这一个吐温惊人地极具当代精神,不论表现在他对美国海外军事干涉的痛心与愤怒,还是他朝华尔街大亨们的口诛笔伐。虽然这本自传中也有一部分朴实无华的故事,但是吐温的一些对美国人生活的观察描述是如此尖刻—— 在某处他称美国士兵是“制服统一的刺客们”——以至于他的后代们和编辑们,甚至是这位作者自己 ,害怕如果不加保留地发表这些看法,会严重损害他的声誉。
“在第一、第二、第三直到第四版中,所有合乎理智,正确合理的观点表达必须剔除,”吐温在1906年主持了这些修订。“一个世纪以后,也许会有一个市场能够销售这种货物。没有必要着急。我们就拭目以待吧。”
吐温当年的决定即将接受检验,在十一月份加州大学出版社将会出版三卷本共计50万字的“马克·吐温自传”第一卷。在吐温去世的四年以前,他以向速记员口述的方式完成了全书的大部分,当时是1910年4月21日,吐温74岁。他声称说出他的回忆和观念,比写下来更好,因为这能使这本自传的笔调更自然,更口语化,更真诚。看过手稿的吐温学家们也赞同这一做法。
在今日的流行文化中,人们将吐温看作“不卖炸鸡的桑德斯上校,善于讲故事的慈祥大伯,”这是“马克·吐温这一生”的作者荣·鲍厄斯在电话采访中说的话。“他已经被揉搓擦洗净化了,这么多年来,他的激情好像已经被人们遗忘了。但是现在他正对我们说话,完全没有任何过滤筛选,充斥其间的恰恰是我们所遗忘的,他那汹涌狂躁,永无止息的激情。”

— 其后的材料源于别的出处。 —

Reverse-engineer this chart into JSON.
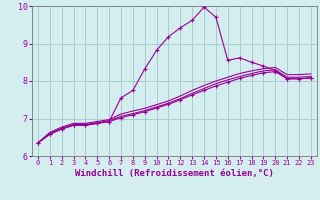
{
  "background_color": "#d4edef",
  "grid_color": "#aacdd0",
  "line_color": "#990099",
  "xlim": [
    -0.5,
    23.5
  ],
  "ylim": [
    6,
    10
  ],
  "xlabel": "Windchill (Refroidissement éolien,°C)",
  "xlabel_fontsize": 6.5,
  "yticks": [
    6,
    7,
    8,
    9,
    10
  ],
  "xticks": [
    0,
    1,
    2,
    3,
    4,
    5,
    6,
    7,
    8,
    9,
    10,
    11,
    12,
    13,
    14,
    15,
    16,
    17,
    18,
    19,
    20,
    21,
    22,
    23
  ],
  "series": [
    {
      "x": [
        0,
        1,
        2,
        3,
        4,
        5,
        6,
        7,
        8,
        9,
        10,
        11,
        12,
        13,
        14,
        15,
        16,
        17,
        18,
        19,
        20,
        21,
        22,
        23
      ],
      "y": [
        6.35,
        6.58,
        6.72,
        6.82,
        6.82,
        6.87,
        6.92,
        7.02,
        7.1,
        7.18,
        7.28,
        7.38,
        7.5,
        7.63,
        7.75,
        7.87,
        7.97,
        8.07,
        8.15,
        8.22,
        8.25,
        8.06,
        8.06,
        8.08
      ],
      "marker": "+"
    },
    {
      "x": [
        0,
        1,
        2,
        3,
        4,
        5,
        6,
        7,
        8,
        9,
        10,
        11,
        12,
        13,
        14,
        15,
        16,
        17,
        18,
        19,
        20,
        21,
        22,
        23
      ],
      "y": [
        6.35,
        6.6,
        6.74,
        6.84,
        6.84,
        6.89,
        6.94,
        7.06,
        7.13,
        7.21,
        7.31,
        7.41,
        7.53,
        7.67,
        7.8,
        7.93,
        8.03,
        8.12,
        8.2,
        8.27,
        8.3,
        8.1,
        8.1,
        8.12
      ],
      "marker": null
    },
    {
      "x": [
        0,
        1,
        2,
        3,
        4,
        5,
        6,
        7,
        8,
        9,
        10,
        11,
        12,
        13,
        14,
        15,
        16,
        17,
        18,
        19,
        20,
        21,
        22,
        23
      ],
      "y": [
        6.35,
        6.63,
        6.77,
        6.87,
        6.87,
        6.92,
        6.97,
        7.12,
        7.2,
        7.27,
        7.37,
        7.47,
        7.6,
        7.75,
        7.88,
        8.0,
        8.1,
        8.2,
        8.27,
        8.33,
        8.36,
        8.17,
        8.17,
        8.19
      ],
      "marker": null
    },
    {
      "x": [
        0,
        1,
        2,
        3,
        4,
        5,
        6,
        7,
        8,
        9,
        10,
        11,
        12,
        13,
        14,
        15,
        16,
        17,
        18,
        19,
        20,
        21,
        22,
        23
      ],
      "y": [
        6.35,
        6.58,
        6.72,
        6.82,
        6.82,
        6.87,
        6.92,
        7.55,
        7.75,
        8.32,
        8.82,
        9.18,
        9.42,
        9.62,
        9.97,
        9.7,
        8.55,
        8.62,
        8.5,
        8.4,
        8.28,
        8.06,
        8.06,
        8.08
      ],
      "marker": "+"
    }
  ]
}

下周英国的文学杂志格兰塔将会刊载这本自传的一个章节,标题为“农场”。在此章节中,吐温回忆在他的童年时代去他密苏里农场的舅舅家,在那里奴隶制和奴隶引起了他深深的思考,这段经历之后成了“哈克贝瑞·芬”的故事模板,吐温对这段回忆有着普鲁斯特式的冥思,只不过以西瓜和枫树液代替了普鲁斯特的小玛德莱娜蛋糕。
“现在我脑中还是能浮现农场的景象,清晰异常,”他写道。“我能看到它所有的角落,一切的细节。”对于奴隶制度,他写道“肤色和境况的不同插入了一条微妙的分割线”于他和黑人小伙伴之间,但他同时承认:“在我还是个上学的男孩时,完全没有任何对奴隶制的厌恶。我并不觉得奴隶制有什么不对的地方。”

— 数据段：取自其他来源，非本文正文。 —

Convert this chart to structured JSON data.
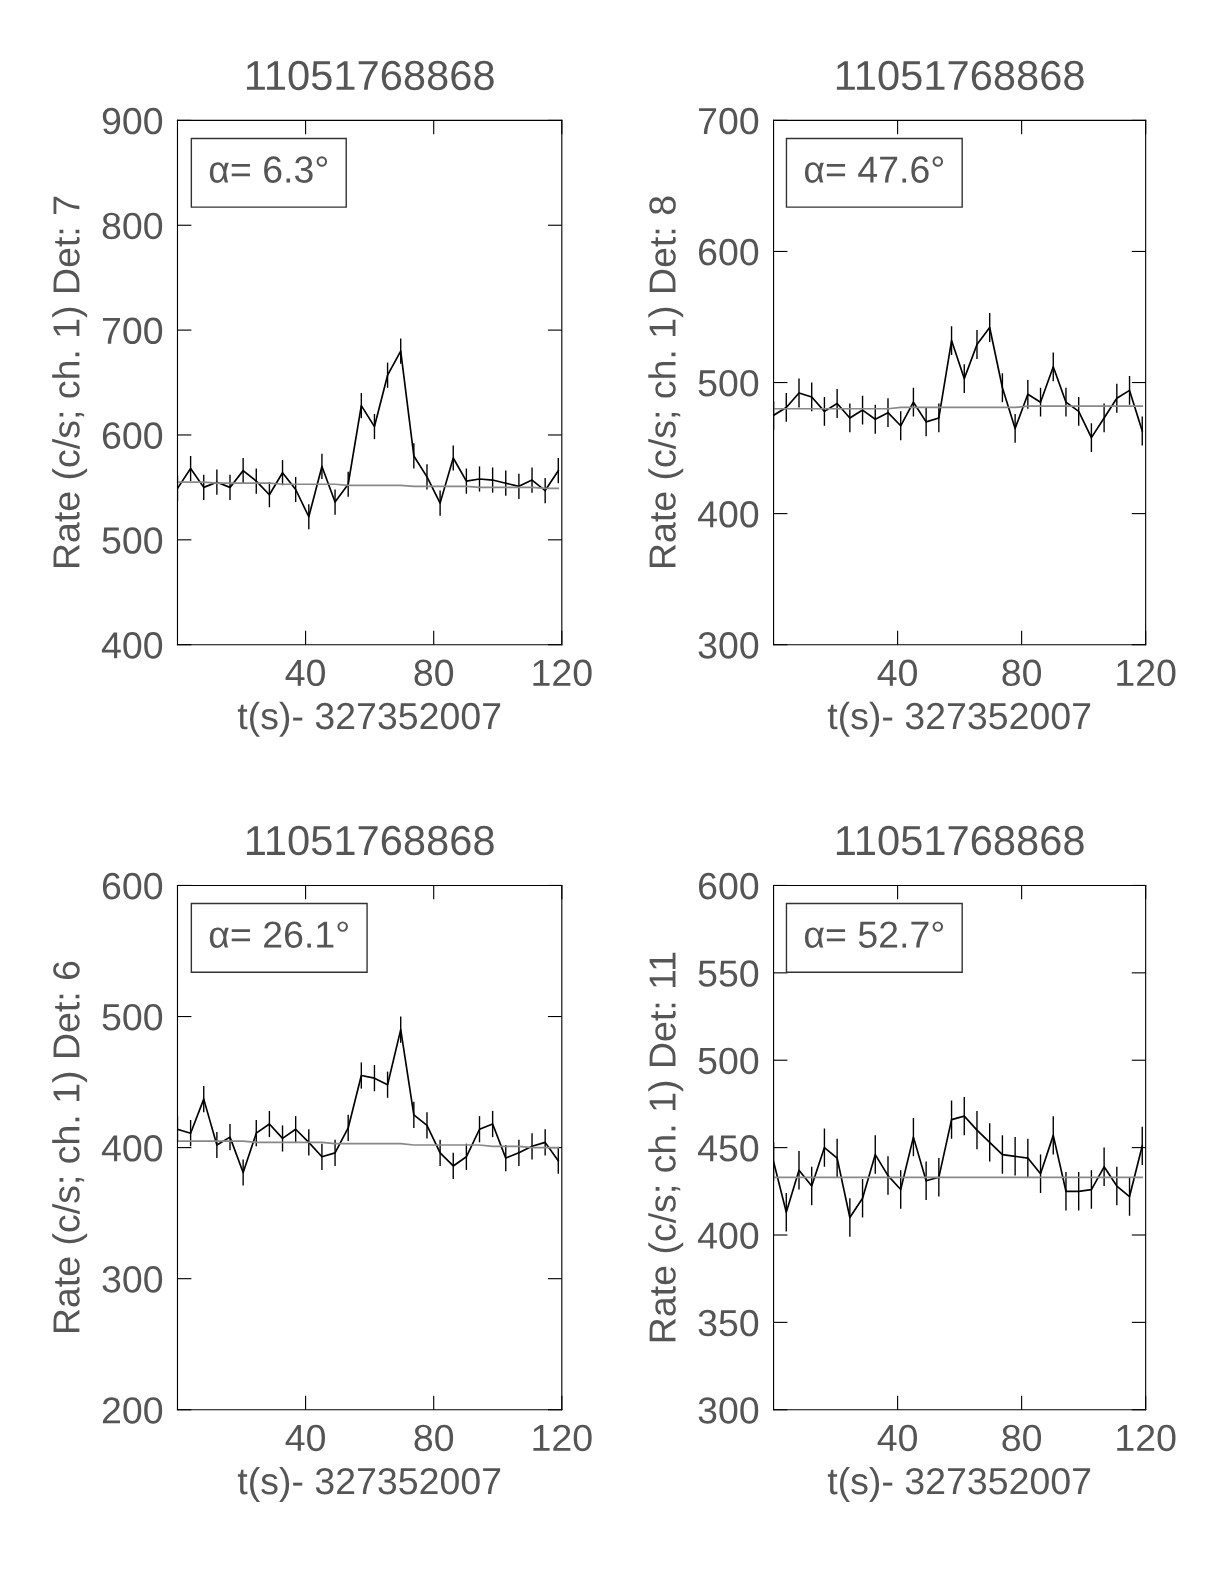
{
  "chart_data": [
    {
      "type": "line",
      "title": "11051768868",
      "xlabel": "t(s)- 327352007",
      "ylabel": "Rate (c/s; ch. 1) Det: 7",
      "annotations": [
        "α= 6.3°"
      ],
      "x": [
        0,
        4.1,
        8.2,
        12.3,
        16.4,
        20.5,
        24.6,
        28.7,
        32.8,
        36.9,
        41,
        45.1,
        49.2,
        53.3,
        57.4,
        61.5,
        65.6,
        69.7,
        73.8,
        77.9,
        82,
        86.1,
        90.2,
        94.3,
        98.4,
        102.5,
        106.6,
        110.7,
        114.8,
        118.9
      ],
      "xlim": [
        0,
        120
      ],
      "xticks": [
        40,
        80,
        120
      ],
      "ylim": [
        400,
        900
      ],
      "yticks": [
        400,
        500,
        600,
        700,
        800,
        900
      ],
      "grid": false,
      "legend": false,
      "series": [
        {
          "color": "#000000",
          "values": [
            549,
            568,
            550,
            555,
            550,
            566,
            556,
            543,
            564,
            548,
            522,
            570,
            536,
            553,
            628,
            608,
            657,
            680,
            580,
            560,
            535,
            578,
            556,
            558,
            557,
            554,
            551,
            557,
            547,
            566
          ],
          "errors": [
            12,
            12,
            12,
            12,
            12,
            12,
            12,
            12,
            12,
            12,
            12,
            12,
            12,
            12,
            12,
            12,
            12,
            12,
            12,
            12,
            12,
            12,
            12,
            12,
            12,
            12,
            12,
            12,
            12,
            12
          ]
        },
        {
          "type": "line",
          "color": "#888888",
          "values": [
            555,
            555,
            555,
            554,
            554,
            554,
            554,
            554,
            553,
            553,
            553,
            553,
            553,
            552,
            552,
            552,
            552,
            552,
            551,
            551,
            551,
            551,
            551,
            550,
            550,
            550,
            550,
            550,
            549,
            549
          ]
        }
      ]
    },
    {
      "type": "line",
      "title": "11051768868",
      "xlabel": "t(s)- 327352007",
      "ylabel": "Rate (c/s; ch. 1) Det: 8",
      "annotations": [
        "α= 47.6°"
      ],
      "x": [
        0,
        4.1,
        8.2,
        12.3,
        16.4,
        20.5,
        24.6,
        28.7,
        32.8,
        36.9,
        41,
        45.1,
        49.2,
        53.3,
        57.4,
        61.5,
        65.6,
        69.7,
        73.8,
        77.9,
        82,
        86.1,
        90.2,
        94.3,
        98.4,
        102.5,
        106.6,
        110.7,
        114.8,
        118.9
      ],
      "xlim": [
        0,
        120
      ],
      "xticks": [
        40,
        80,
        120
      ],
      "ylim": [
        300,
        700
      ],
      "yticks": [
        300,
        400,
        500,
        600,
        700
      ],
      "grid": false,
      "legend": false,
      "series": [
        {
          "color": "#000000",
          "values": [
            475,
            481,
            492,
            489,
            478,
            484,
            473,
            479,
            472,
            477,
            467,
            485,
            470,
            473,
            532,
            503,
            529,
            542,
            496,
            465,
            491,
            485,
            512,
            485,
            478,
            458,
            473,
            488,
            494,
            463
          ],
          "errors": [
            11,
            11,
            11,
            11,
            11,
            11,
            11,
            11,
            11,
            11,
            11,
            11,
            11,
            11,
            11,
            11,
            11,
            11,
            11,
            11,
            11,
            11,
            11,
            11,
            11,
            11,
            11,
            11,
            11,
            11
          ]
        },
        {
          "type": "line",
          "color": "#888888",
          "values": [
            480,
            480,
            480,
            480,
            480,
            480,
            480,
            480,
            480,
            480,
            481,
            481,
            481,
            481,
            481,
            481,
            481,
            481,
            481,
            481,
            482,
            482,
            482,
            482,
            482,
            482,
            482,
            482,
            482,
            482
          ]
        }
      ]
    },
    {
      "type": "line",
      "title": "11051768868",
      "xlabel": "t(s)- 327352007",
      "ylabel": "Rate (c/s; ch. 1) Det: 6",
      "annotations": [
        "α= 26.1°"
      ],
      "x": [
        0,
        4.1,
        8.2,
        12.3,
        16.4,
        20.5,
        24.6,
        28.7,
        32.8,
        36.9,
        41,
        45.1,
        49.2,
        53.3,
        57.4,
        61.5,
        65.6,
        69.7,
        73.8,
        77.9,
        82,
        86.1,
        90.2,
        94.3,
        98.4,
        102.5,
        106.6,
        110.7,
        114.8,
        118.9
      ],
      "xlim": [
        0,
        120
      ],
      "xticks": [
        40,
        80,
        120
      ],
      "ylim": [
        200,
        600
      ],
      "yticks": [
        200,
        300,
        400,
        500,
        600
      ],
      "grid": false,
      "legend": false,
      "series": [
        {
          "color": "#000000",
          "values": [
            414,
            411,
            437,
            402,
            408,
            381,
            411,
            418,
            407,
            414,
            404,
            393,
            396,
            415,
            455,
            453,
            448,
            490,
            425,
            417,
            396,
            386,
            393,
            414,
            418,
            392,
            396,
            401,
            404,
            390
          ],
          "errors": [
            10,
            10,
            10,
            10,
            10,
            10,
            10,
            10,
            10,
            10,
            10,
            10,
            10,
            10,
            10,
            10,
            10,
            10,
            10,
            10,
            10,
            10,
            10,
            10,
            10,
            10,
            10,
            10,
            10,
            10
          ]
        },
        {
          "type": "line",
          "color": "#888888",
          "values": [
            405,
            405,
            405,
            405,
            405,
            405,
            404,
            404,
            404,
            404,
            404,
            404,
            403,
            403,
            403,
            403,
            403,
            403,
            402,
            402,
            402,
            402,
            402,
            402,
            401,
            401,
            401,
            400,
            400,
            400
          ]
        }
      ]
    },
    {
      "type": "line",
      "title": "11051768868",
      "xlabel": "t(s)- 327352007",
      "ylabel": "Rate (c/s; ch. 1) Det: 11",
      "annotations": [
        "α= 52.7°"
      ],
      "x": [
        0,
        4.1,
        8.2,
        12.3,
        16.4,
        20.5,
        24.6,
        28.7,
        32.8,
        36.9,
        41,
        45.1,
        49.2,
        53.3,
        57.4,
        61.5,
        65.6,
        69.7,
        73.8,
        77.9,
        82,
        86.1,
        90.2,
        94.3,
        98.4,
        102.5,
        106.6,
        110.7,
        114.8,
        118.9
      ],
      "xlim": [
        0,
        120
      ],
      "xticks": [
        40,
        80,
        120
      ],
      "ylim": [
        300,
        600
      ],
      "yticks": [
        300,
        350,
        400,
        450,
        500,
        550,
        600
      ],
      "grid": false,
      "legend": false,
      "series": [
        {
          "color": "#000000",
          "values": [
            442,
            413,
            437,
            428,
            450,
            444,
            410,
            421,
            446,
            434,
            426,
            456,
            431,
            433,
            466,
            468,
            460,
            453,
            446,
            445,
            444,
            435,
            457,
            425,
            425,
            426,
            439,
            428,
            422,
            451
          ],
          "errors": [
            11,
            11,
            11,
            11,
            11,
            11,
            11,
            11,
            11,
            11,
            11,
            11,
            11,
            11,
            11,
            11,
            11,
            11,
            11,
            11,
            11,
            11,
            11,
            11,
            11,
            11,
            11,
            11,
            11,
            11
          ]
        },
        {
          "type": "line",
          "color": "#888888",
          "values": [
            433,
            433,
            433,
            433,
            433,
            433,
            433,
            433,
            433,
            433,
            433,
            433,
            433,
            433,
            433,
            433,
            433,
            433,
            433,
            433,
            433,
            433,
            433,
            433,
            433,
            433,
            433,
            433,
            433,
            433
          ]
        }
      ]
    }
  ]
}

在1924,1940和1959年,吐温的自传以不同版本出版。但是最早负责此书的编辑阿尔伯特·贝吉楼·佩恩是个拘泥于礼仪伦理的顽固之人,他把所有他认为具有冒犯性的内容全部删去;他的继任者们强加给此书编年体的从摇篮到坟墓的编排方式,而这正是吐温特别抵触的,他们还将吐温独具特色的标点使用方式加以变更,删去他们认为无趣的额外内容,大体上这些版本屈从于吐温女儿克拉拉维护父亲形象的意愿,她死于1962年。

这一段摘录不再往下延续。